Sharing in some sort of activity, whether volunteering at a soup kitchen or having a dinner with fellow holiday orphans, “celebrates what’s important to you,” Matsuoka says. “It might be the first time you do it away from home or the place you grew up in, but doing it with others means you have something to come back to next year. Tradition and ritual are part of what makes the holidays really meaningful and valuable.”

Local universities regularly organize programs or leave their on-campus dining services open for students stuck on campus during the winter holidays. On Christmas, Bechtel International Center at Stanford University matches families with international students unable to travel home.

Getting away from your house on Thanksgiving or Christmas is a good step toward tackling feelings of isolation. Hopping on a plane isn’t always an option, but arranging something as simple as a hike —or any outdoor activity — can also help, Matsuoka says.

Becky Hellwig, 31, a sociology senior at San Jose State University, is taking it even further. Her adult siblings are spending Christmas with the families of their assorted in-laws, so Hellwig and her German-born husband are taking friends on a snowboarding trip to Kirkwood Mountain Resort near Lake Tahoe.

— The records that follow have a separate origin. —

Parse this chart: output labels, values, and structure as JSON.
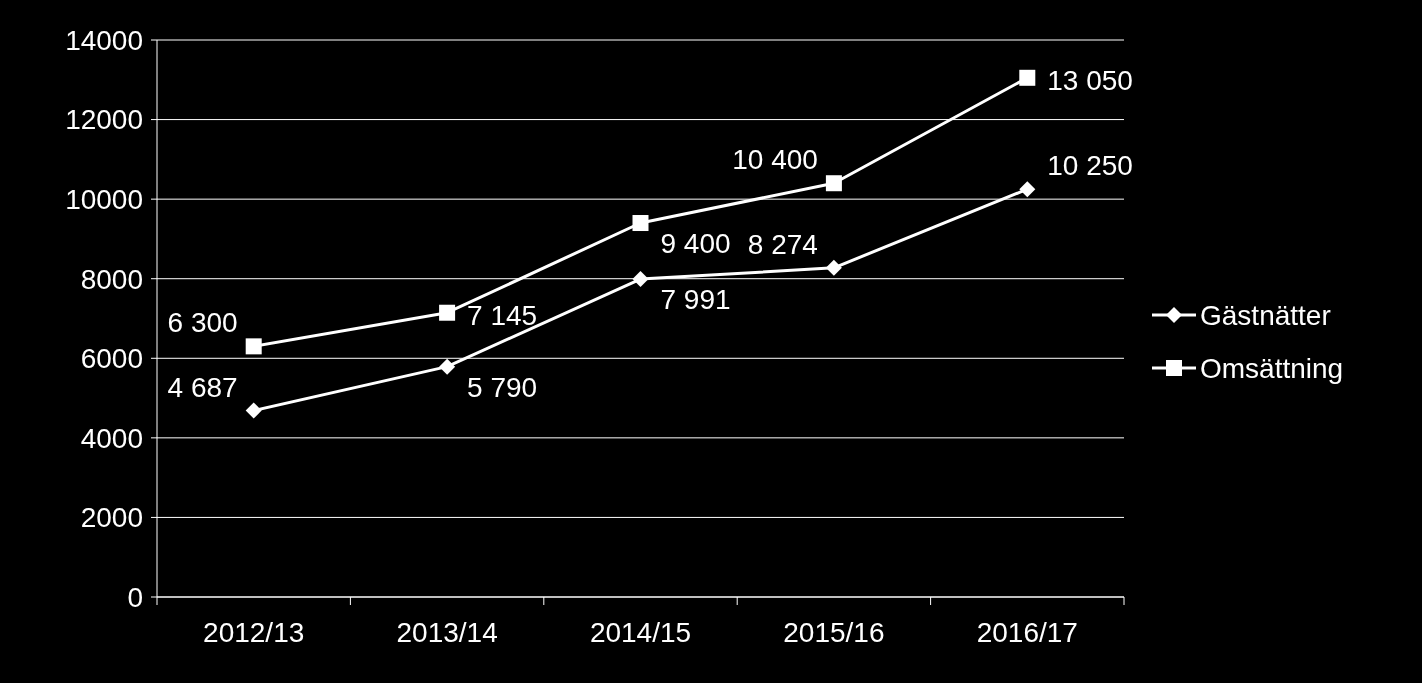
{
  "chart_data": {
    "type": "line",
    "categories": [
      "2012/13",
      "2013/14",
      "2014/15",
      "2015/16",
      "2016/17"
    ],
    "series": [
      {
        "name": "Gästnätter",
        "color": "#ffffff",
        "marker": "diamond",
        "values": [
          4687,
          5790,
          7991,
          8274,
          10250
        ],
        "value_labels": [
          "4 687",
          "5 790",
          "7 991",
          "8 274",
          "10 250"
        ]
      },
      {
        "name": "Omsättning",
        "color": "#ffffff",
        "marker": "square",
        "values": [
          6300,
          7145,
          9400,
          10400,
          13050
        ],
        "value_labels": [
          "6 300",
          "7 145",
          "9 400",
          "10 400",
          "13 050"
        ]
      }
    ],
    "ylim": [
      0,
      14000
    ],
    "yticks": [
      0,
      2000,
      4000,
      6000,
      8000,
      10000,
      12000,
      14000
    ],
    "grid": "y",
    "legend": "right"
  }
}
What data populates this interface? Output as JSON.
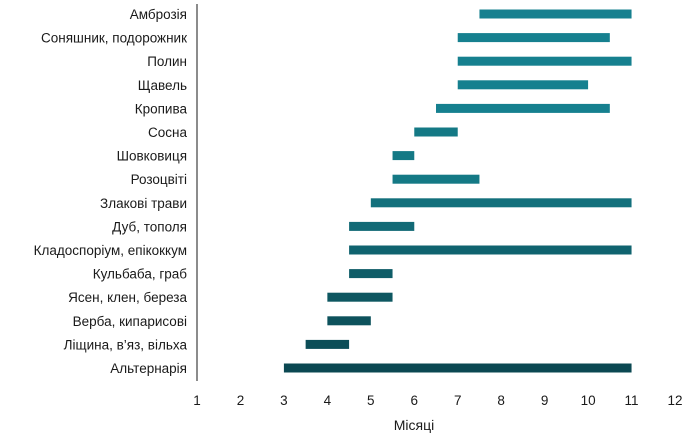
{
  "chart_data": {
    "type": "bar",
    "orientation": "horizontal-range",
    "xlabel": "Місяці",
    "xlim": [
      1,
      12
    ],
    "xticks": [
      1,
      2,
      3,
      4,
      5,
      6,
      7,
      8,
      9,
      10,
      11,
      12
    ],
    "grid": false,
    "categories": [
      "Амброзія",
      "Соняшник, подорожник",
      "Полин",
      "Щавель",
      "Кропива",
      "Сосна",
      "Шовковиця",
      "Розоцвіті",
      "Злакові трави",
      "Дуб, тополя",
      "Кладоспоріум, епікоккум",
      "Кульбаба, граб",
      "Ясен, клен, береза",
      "Верба, кипарисові",
      "Ліщина, в’яз, вільха",
      "Альтернарія"
    ],
    "ranges": [
      [
        7.5,
        11
      ],
      [
        7,
        10.5
      ],
      [
        7,
        11
      ],
      [
        7,
        10
      ],
      [
        6.5,
        10.5
      ],
      [
        6,
        7
      ],
      [
        5.5,
        6
      ],
      [
        5.5,
        7.5
      ],
      [
        5,
        11
      ],
      [
        4.5,
        6
      ],
      [
        4.5,
        11
      ],
      [
        4.5,
        5.5
      ],
      [
        4,
        5.5
      ],
      [
        4,
        5
      ],
      [
        3.5,
        4.5
      ],
      [
        3,
        11
      ]
    ],
    "colors": [
      "#16808f",
      "#16808f",
      "#16808f",
      "#16808f",
      "#16808f",
      "#147985",
      "#147985",
      "#147985",
      "#13707c",
      "#126a76",
      "#10636f",
      "#0f5d68",
      "#0e5761",
      "#0d525c",
      "#0c4d57",
      "#0b4852"
    ],
    "axis_color": "#1a1a1a"
  }
}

After hitting the slopes on Christmas Eve, they will exchange gifts and break out the board games.

With her passion for working in the social services — Hellwig is also an intern for Santa Clara County, Calif., Supervisor James T. Beall — she says she can promote a feeling of togetherness at a time of the year when many people are left alone.

Because her pals hail from such far-flung places as Tunisia, Peru and Korea, the gathering will give them the chance to experience at least a taste of the kind of Christmas Hellwig had as a child, she says.